Here’s todays: https://github.com/bhauman/adv2024/blob/main/src/adv2024/day17/sol.clj Part 2 in 2.5s Binary search to find the window of correct length results. Then reduce the window around a maximum match val match val is

(defn matching-digits-val [n n2]
  (reduce + (map #(if (= %1 %2)
                    (long (Math/pow 10 %3))
                    0) n n2 (range))))
Could probably use optimization strategy to maximize the above function.

Maravedis 2024-12-17T21:00:02.266589Z

@bhauman living that bruteforce life. Respect.
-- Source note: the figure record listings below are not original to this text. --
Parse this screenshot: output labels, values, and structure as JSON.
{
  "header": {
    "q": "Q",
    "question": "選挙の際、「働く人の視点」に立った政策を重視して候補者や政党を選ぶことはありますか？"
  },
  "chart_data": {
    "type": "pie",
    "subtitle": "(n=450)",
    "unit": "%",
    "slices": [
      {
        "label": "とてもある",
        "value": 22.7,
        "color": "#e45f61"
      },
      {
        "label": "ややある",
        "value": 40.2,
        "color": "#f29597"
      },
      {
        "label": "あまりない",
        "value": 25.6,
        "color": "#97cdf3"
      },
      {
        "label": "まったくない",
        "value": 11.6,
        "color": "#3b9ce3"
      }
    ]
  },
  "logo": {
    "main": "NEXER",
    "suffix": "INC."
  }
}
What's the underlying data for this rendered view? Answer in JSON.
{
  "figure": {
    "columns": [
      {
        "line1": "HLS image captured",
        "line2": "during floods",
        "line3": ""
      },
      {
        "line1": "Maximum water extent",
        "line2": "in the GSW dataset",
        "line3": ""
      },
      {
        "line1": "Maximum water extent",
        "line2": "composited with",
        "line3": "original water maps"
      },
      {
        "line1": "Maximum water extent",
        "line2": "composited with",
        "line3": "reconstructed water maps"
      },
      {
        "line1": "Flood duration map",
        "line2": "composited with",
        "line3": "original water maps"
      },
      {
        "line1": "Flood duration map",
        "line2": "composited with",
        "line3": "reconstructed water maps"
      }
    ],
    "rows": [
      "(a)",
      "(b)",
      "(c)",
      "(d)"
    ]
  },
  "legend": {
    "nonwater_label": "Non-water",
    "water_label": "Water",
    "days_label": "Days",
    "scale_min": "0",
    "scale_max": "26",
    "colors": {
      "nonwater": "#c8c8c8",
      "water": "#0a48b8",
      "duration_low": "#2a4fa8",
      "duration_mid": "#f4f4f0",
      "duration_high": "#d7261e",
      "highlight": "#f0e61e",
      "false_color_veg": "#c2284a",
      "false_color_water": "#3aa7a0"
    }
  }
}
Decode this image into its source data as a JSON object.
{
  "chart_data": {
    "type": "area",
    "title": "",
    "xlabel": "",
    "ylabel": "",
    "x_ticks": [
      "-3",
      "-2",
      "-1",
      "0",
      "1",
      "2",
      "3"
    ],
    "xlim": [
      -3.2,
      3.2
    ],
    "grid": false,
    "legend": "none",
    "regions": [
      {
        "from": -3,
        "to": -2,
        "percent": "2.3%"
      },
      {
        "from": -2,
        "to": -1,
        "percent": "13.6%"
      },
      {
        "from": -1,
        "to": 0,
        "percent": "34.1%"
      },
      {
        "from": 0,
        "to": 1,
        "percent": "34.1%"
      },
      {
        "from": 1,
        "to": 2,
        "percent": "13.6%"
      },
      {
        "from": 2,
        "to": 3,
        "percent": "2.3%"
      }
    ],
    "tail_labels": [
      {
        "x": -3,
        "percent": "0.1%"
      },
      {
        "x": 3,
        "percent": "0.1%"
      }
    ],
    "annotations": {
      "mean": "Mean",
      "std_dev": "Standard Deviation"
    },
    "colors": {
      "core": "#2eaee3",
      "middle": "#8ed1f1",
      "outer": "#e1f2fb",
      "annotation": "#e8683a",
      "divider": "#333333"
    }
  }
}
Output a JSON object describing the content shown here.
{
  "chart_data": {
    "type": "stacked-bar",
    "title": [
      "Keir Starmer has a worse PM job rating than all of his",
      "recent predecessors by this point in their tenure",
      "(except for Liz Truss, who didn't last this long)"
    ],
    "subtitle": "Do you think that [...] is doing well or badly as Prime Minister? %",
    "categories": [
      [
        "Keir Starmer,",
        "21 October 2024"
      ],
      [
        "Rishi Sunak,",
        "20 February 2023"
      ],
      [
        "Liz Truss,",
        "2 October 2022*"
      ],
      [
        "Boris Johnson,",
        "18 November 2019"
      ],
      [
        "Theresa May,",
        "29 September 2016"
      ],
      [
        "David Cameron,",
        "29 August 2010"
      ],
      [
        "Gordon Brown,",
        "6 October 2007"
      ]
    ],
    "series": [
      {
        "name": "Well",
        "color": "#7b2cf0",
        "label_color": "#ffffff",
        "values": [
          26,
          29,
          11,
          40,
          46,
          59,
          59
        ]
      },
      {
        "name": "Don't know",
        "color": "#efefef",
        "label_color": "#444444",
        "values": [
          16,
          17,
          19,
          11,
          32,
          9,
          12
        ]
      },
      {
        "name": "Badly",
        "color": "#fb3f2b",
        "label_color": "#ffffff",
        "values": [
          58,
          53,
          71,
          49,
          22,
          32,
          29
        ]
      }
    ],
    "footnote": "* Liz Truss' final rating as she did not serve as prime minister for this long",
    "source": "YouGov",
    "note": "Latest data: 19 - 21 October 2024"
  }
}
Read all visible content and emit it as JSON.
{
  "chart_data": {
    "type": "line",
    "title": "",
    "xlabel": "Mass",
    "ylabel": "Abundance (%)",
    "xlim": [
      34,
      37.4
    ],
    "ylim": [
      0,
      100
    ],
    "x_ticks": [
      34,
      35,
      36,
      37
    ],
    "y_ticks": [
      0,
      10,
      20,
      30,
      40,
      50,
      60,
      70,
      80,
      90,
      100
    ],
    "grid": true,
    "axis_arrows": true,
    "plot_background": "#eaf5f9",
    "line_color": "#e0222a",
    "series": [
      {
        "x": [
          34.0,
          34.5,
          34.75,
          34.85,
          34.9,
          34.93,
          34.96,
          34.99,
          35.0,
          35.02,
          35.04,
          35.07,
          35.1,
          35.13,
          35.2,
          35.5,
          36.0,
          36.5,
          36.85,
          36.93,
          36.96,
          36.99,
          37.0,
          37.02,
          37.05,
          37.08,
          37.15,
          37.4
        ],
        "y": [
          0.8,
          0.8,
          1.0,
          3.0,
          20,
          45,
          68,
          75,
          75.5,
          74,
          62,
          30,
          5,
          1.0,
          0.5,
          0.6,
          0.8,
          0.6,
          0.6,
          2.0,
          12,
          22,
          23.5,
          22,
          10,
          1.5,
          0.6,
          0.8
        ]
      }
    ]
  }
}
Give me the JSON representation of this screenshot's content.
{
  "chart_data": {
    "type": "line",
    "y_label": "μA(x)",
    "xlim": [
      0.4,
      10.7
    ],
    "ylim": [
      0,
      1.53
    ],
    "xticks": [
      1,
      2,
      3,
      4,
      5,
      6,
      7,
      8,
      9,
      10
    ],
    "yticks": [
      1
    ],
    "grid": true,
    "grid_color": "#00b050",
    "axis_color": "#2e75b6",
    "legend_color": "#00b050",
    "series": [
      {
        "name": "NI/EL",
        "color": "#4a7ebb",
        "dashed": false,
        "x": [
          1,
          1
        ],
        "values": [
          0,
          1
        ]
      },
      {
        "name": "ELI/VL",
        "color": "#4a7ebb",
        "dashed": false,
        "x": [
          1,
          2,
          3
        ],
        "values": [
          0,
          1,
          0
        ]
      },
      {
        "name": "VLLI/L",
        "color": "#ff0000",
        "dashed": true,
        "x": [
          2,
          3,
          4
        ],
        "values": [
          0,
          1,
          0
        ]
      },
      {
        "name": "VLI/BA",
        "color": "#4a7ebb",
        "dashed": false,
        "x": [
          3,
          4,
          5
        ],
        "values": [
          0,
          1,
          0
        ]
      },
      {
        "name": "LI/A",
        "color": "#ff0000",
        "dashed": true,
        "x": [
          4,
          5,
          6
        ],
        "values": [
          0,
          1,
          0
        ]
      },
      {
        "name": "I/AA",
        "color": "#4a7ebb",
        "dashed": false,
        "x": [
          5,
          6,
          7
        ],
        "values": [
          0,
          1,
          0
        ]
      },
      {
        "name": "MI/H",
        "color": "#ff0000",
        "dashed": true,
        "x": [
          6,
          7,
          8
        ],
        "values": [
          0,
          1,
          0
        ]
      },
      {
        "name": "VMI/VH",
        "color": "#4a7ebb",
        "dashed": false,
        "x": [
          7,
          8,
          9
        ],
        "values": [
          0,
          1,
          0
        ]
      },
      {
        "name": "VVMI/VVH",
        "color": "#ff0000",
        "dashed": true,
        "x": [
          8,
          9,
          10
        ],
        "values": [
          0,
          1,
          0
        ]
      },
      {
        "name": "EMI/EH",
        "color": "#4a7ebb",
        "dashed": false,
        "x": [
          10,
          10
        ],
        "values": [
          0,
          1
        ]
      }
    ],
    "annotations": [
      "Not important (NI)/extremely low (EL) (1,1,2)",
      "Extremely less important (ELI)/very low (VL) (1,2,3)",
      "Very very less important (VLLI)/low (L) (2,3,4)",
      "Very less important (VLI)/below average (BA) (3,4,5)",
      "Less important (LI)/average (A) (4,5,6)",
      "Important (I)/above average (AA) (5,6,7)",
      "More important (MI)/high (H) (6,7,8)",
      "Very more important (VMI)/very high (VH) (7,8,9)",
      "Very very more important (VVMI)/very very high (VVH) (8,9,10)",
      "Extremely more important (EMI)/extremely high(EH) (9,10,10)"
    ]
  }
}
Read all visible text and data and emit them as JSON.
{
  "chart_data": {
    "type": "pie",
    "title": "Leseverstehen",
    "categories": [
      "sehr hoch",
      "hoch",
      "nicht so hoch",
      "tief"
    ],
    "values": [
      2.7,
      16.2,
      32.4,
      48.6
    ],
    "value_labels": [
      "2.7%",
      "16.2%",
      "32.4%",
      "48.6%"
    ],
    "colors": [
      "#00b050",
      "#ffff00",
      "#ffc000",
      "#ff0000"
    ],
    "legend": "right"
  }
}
Felipe 2024-12-18T01:48:52.002559Z

is the solution really to iterate through all the numbers in the range? I was thinking there might be some math trick to do a reverse computation on the program input. hmmm

Felipe 2024-12-18T01:51:50.968449Z

I manually tweaked the first octets until I found a decent range to search in, then let the computer do the rest πŸ™‚ not ideal, but hey, I got my star

tildedave 2024-12-18T01:52:18.575429Z

my solution builds the output in reverse, wasn't too bad (and easier than thinking about bit munging)

Maravedis 2024-12-18T04:57:14.317079Z

@felipecortezfi if you check out my code , Itried to explain the "trick" I came up with. Like tildewave, I build the output in reverse.

Felipe 2024-12-18T09:33:16.060619Z

@malaingreclement yep, that’s kind of what I did too, but I was wondering if you can simply calculate the numbers instead of doing a search. the example in part 2 makes me think you can

Aleks 2024-12-17T12:05:58.465289Z

AoC ten

Aleks 2024-12-17T12:58:24.528589Z

It reminds me 2017

Aleks 2024-12-17T16:03:36.337759Z

Today is the day

Kirill Chernyshov 2024-12-17T16:19:42.847009Z

https://aoc.xhyrom.dev/ first red πŸ™‚

2
Aleks 2024-12-17T16:29:48.738079Z

Nice resource! I didn't know about it.

Maravedis 2024-12-17T16:16:17.132719Z

Damn. I thought it was way easier than like, day 12.